Fiscal Note: Not requested.
Effective Date: The bill takes effect 90 days after adjournment of the session in which the bill is passed.
Staff Summary of Public Testimony:
(In support) Washington is somewhat unusual in that we have a large number of Washington businesses that are organized in Washington. In most other states, businesses will choose to organize elsewhere, particularly in Delaware, which is the leading jurisdiction in the country, and probably the world, in corporate governance.
This proposal comes from the Corporate Act Revision Committee of the Business Law Section of the Washington State Bar Association, which jealously guards the WBCA. There are three main objectives taken into consideration when revising the WBCA. One objective is to maintain competitiveness to encourage Washington businesses to support our state by incorporating here. A second objective is to make our law clear so that we do not create any traps for practitioners and businesses. Lastly, Washington's statute is modeled after the Model Business Corporations Act and we need to keep our statute up to date with changes made to the model act.

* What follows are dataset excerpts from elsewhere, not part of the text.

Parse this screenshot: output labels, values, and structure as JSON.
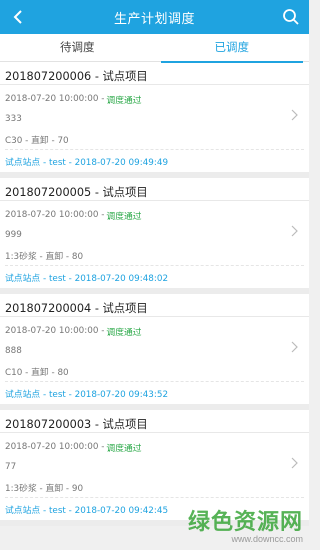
{
  "header": {
    "title": "生产计划调度"
  },
  "tabs": [
    {
      "label": "待调度",
      "active": false
    },
    {
      "label": "已调度",
      "active": true
    }
  ],
  "cards": [
    {
      "title": "201807200006 - 试点项目",
      "datetime": "2018-07-20 10:00:00 -",
      "status": "调度通过",
      "quantity": "333",
      "spec": "C30 - 直卸 - 70",
      "footer": "试点站点 - test - 2018-07-20 09:49:49"
    },
    {
      "title": "201807200005 - 试点项目",
      "datetime": "2018-07-20 10:00:00 -",
      "status": "调度通过",
      "quantity": "999",
      "spec": "1:3砂浆 - 直卸 - 80",
      "footer": "试点站点 - test - 2018-07-20 09:48:02"
    },
    {
      "title": "201807200004 - 试点项目",
      "datetime": "2018-07-20 10:00:00 -",
      "status": "调度通过",
      "quantity": "888",
      "spec": "C10 - 直卸 - 80",
      "footer": "试点站点 - test - 2018-07-20 09:43:52"
    },
    {
      "title": "201807200003 - 试点项目",
      "datetime": "2018-07-20 10:00:00 -",
      "status": "调度通过",
      "quantity": "77",
      "spec": "1:3砂浆 - 直卸 - 90",
      "footer": "试点站点 - test - 2018-07-20 09:42:45"
    }
  ],
  "watermark": {
    "main": "绿色资源网",
    "sub": "www.downcc.com"
  },
  "colors": {
    "accent": "#1fa3e0",
    "status": "#27a745"
  }
}
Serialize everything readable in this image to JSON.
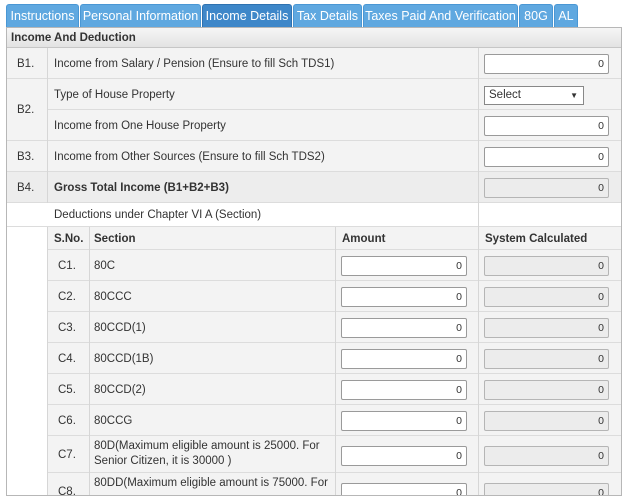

All of the issues in the bill are in response to court decisions or changes made to Delaware law. Most of the provisions clarify what practitioners think is already the law, or are in response to what we think is a bad outcome in a case in another jurisdiction that we want to avoid.
(Opposed) None.
Persons Testifying: Representative Pedersen, prime sponsor; and John Reed, Washington State Bar Association, Business Law Section.
Persons Signed In To Testify But Not Testifying: None.